简体   繁体   English

nutch fetch 失败并出现 java.lang.NumberFormatException

[英]nutch fetch is failing with java.lang.NumberFormatException

I am running Nutch 1.18 on Red Hat Enterprise Linux release 8.3 (Ootpa) w/ Java openjdk version "1.8.0_275"我在 Red Hat Enterprise Linux 版本 8.3 (Ootpa) 上运行 Nutch 1.18,带有 Java openjdk 版本“1.8.0_275”

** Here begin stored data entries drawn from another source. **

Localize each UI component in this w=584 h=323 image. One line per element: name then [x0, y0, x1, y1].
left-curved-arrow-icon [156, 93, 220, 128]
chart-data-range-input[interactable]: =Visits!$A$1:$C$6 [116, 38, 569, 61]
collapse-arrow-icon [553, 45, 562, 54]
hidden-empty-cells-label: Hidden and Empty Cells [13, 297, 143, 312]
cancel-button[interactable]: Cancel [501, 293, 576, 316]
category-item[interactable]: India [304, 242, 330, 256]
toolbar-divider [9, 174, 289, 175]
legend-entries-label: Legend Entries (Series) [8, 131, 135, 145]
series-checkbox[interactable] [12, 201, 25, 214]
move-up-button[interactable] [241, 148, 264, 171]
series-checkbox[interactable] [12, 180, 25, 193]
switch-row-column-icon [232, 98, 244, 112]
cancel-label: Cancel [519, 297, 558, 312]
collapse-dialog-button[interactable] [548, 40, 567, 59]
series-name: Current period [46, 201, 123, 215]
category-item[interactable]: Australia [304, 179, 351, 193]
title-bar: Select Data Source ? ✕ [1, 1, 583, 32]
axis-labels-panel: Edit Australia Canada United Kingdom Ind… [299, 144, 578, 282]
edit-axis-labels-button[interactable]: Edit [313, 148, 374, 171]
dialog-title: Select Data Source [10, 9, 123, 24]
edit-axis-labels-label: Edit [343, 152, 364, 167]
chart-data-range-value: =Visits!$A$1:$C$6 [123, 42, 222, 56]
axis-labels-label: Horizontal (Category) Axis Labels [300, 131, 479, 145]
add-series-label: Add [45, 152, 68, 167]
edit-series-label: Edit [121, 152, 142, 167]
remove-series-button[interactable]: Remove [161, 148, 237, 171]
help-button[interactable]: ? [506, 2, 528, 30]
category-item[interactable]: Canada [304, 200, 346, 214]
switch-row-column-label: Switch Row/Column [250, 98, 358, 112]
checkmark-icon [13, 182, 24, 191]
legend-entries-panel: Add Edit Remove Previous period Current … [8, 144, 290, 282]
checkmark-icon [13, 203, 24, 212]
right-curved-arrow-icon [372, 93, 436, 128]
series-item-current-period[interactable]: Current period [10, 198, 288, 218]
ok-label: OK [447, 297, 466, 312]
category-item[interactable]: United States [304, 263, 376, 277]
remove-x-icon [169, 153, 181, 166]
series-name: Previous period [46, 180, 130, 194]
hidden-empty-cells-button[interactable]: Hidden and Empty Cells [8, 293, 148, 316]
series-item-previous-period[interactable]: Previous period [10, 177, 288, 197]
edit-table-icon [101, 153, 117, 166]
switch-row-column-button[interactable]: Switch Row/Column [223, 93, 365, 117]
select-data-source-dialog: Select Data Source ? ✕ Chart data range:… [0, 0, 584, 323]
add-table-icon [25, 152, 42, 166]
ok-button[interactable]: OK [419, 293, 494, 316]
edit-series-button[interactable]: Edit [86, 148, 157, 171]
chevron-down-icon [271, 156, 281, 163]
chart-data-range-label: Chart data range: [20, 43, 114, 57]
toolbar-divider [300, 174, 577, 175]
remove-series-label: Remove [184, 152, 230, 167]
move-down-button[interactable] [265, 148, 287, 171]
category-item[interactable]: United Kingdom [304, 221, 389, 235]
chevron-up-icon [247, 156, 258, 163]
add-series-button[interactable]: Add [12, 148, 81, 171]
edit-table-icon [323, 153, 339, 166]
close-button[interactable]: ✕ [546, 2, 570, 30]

I am following these directions: https://cwiki.apache.org/confluence/display/NUTCH/NutchTutorial#NutchTutorial-Step-by-Step:Concepts我遵循这些方向: https://cwiki.apache.org/confluence/display/NUTCH/NutchTutorial#NutchTutorial-Step-by-Step:Concepts

When I get to the step for bin/nutch fetch $s1 every fetch is failing.当我到达bin/nutch fetch $s1的步骤时,每次获取都失败了。 See a sample error from the hadoop log below.请参阅下面的 hadoop 日志中的示例错误。 They all fail with java.lang.NumberFormatException.它们都因 java.lang.NumberFormatException 而失败。 I can use curl to check that the urls are accessible and they are.我可以使用 curl 来检查 URL 是否可以访问,并且它们可以访问。

Any advice would be appreciated.任何意见,将不胜感激。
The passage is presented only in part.